13. A decisão recorrida não se pronunciou acerca das circunstâncias sócio económicas relativas à vida do arguido e que já se encontravam provadas nos autos, nem lhe permitiu a produção de prova que permitisse ao Tribunal recorrido decidir em favor do arguido.

14. Determina a alínea c) 1ª parte do art.º 379º do CPP que é nula a sentença “quando o Tribunal deixe de pronunciar-se sobre questões de que devesse conhecer...”

15. Sendo obrigação do Tribunal apreciar todos os factos que lhe permitam concluir pela aplicação ou não do instituto da suspensão da execução da prisão subsidiária, a falta de pronúncia implica a nulidade da decisão.

16. O despacho recorrido é nulo por violação do disposto no art.º 49º, n.º 3 do Código Penal.

Termos em que, e nos mais de direito aplicáveis, com o douto suprimento de V. Exas., deve o presente recurso ser julgado TOTALMENTE PROCEDENTE, revogando-se o Despacho proferido pelo Tribunal Recorrido e substituindo-se o mesmo por decisão que determine a suspensão da prisão subsidiária, subordinada ao cumprimento dos deveres ou regras de conduta de conteúdo não económico ou financeiro que se mostrem adequadas ao caso, fazendo-se assim a

                   Elevada e Costumada Justiça!»

                                          *

Notificado do interposto recurso, o Ministério Público respondeu defendendo a sua improcedência.

                                          *

Nesta instância, na intervenção a que alude o artigo 417.º, n.º 1 do Código de Processo Penal([1]), o Exmo. Procurador-Geral Adjunto, emitiu parecer no sentido de que deve ser negado provimento ao recurso, confirmando-se a decisão recorrida.

                                          *

No âmbito do disposto no artigo 417.º, n.º 2, o arguido nada disse.

                                          *

Colhidos os vistos, o processo foi presente à conferência para decisão.

                                          *

II - FUNDAMENTAÇÃO

1. É o seguinte o teor do despacho recorrido (transcrição):

«Veio o arguido/condenado requerer, ao abrigo do disposto no artigo 49.º n.º 3 do Código Penal, a suspensão da execução da pena de prisão subsidiária em que foi condenado nos presentes autos, alegando que se encontra numa situação económica difícil, vivendo entre Espanha e Portugal para angariar rendimentos que lhe permitam assegurar o sustento da sua família, não tendo, por isso, meios para suportar o pagamento da multa.

O Ministério Público pronunciou-se no sentido de não se verificar o circunstancialismo previsto no artigo 49.º n.º 3 do Código Penal, promovendo o cumprimento da pena de prisão subsidiária.
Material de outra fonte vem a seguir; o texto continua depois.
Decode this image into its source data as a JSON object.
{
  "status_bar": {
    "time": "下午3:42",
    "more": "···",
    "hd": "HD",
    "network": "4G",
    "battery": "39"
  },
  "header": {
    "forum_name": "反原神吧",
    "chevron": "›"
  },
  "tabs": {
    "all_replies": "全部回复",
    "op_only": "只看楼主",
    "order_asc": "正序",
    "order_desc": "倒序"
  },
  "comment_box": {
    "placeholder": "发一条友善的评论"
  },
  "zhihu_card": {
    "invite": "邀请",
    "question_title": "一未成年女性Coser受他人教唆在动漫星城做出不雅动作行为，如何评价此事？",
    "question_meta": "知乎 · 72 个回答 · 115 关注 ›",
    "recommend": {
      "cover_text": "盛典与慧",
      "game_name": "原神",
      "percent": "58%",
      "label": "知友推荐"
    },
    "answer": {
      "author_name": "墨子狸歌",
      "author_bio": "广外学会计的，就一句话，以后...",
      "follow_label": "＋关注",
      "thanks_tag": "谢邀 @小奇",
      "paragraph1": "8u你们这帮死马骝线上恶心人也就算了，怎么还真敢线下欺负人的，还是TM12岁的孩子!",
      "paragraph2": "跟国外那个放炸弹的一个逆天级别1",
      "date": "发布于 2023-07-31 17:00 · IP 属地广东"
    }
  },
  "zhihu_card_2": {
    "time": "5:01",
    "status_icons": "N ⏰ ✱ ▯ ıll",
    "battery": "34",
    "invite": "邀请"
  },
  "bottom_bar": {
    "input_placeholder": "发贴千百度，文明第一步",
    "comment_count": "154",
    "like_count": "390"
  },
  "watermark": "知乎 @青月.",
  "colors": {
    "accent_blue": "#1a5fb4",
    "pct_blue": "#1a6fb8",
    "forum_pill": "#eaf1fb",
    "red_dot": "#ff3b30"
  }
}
Cumpre apreciar e decidir.

Segundo as disposições conjugadas dos n.º 1 e 2 do artigo 43.º do Código Penal, não sendo paga a pena de multa aplicada em substituição da pena de prisão, o condenado cumpre a pena de prisão aplicada na sentença, sendo correspondentemente aplicável o disposto no n.º 3 do artigo 49.°.

Por sua vez, dispõe este último normativo que se o condenado provar que a razão do não pagamento da multa lhe não é imputável, pode a execução da prisão ser suspensa, por um período de um a três anos, desde que a suspensão seja subordinada ao cumprimento de deveres ou regras de conduta de conteúdo não económico ou financeiro.

Ou seja, por razões de justiça material fundadas nos mais elementares princípios de respeito pela dignidade humana, confere-se, assim, ao condenado, perante a falta de pagamento da pena de multa, o “benefício da dúvida”, admitindo a possibilidade de aquela falha não lhe ser imputável e resultar antes de uma absoluta impossibilidade de angariar meios económicos para suportar o pagamento da multa.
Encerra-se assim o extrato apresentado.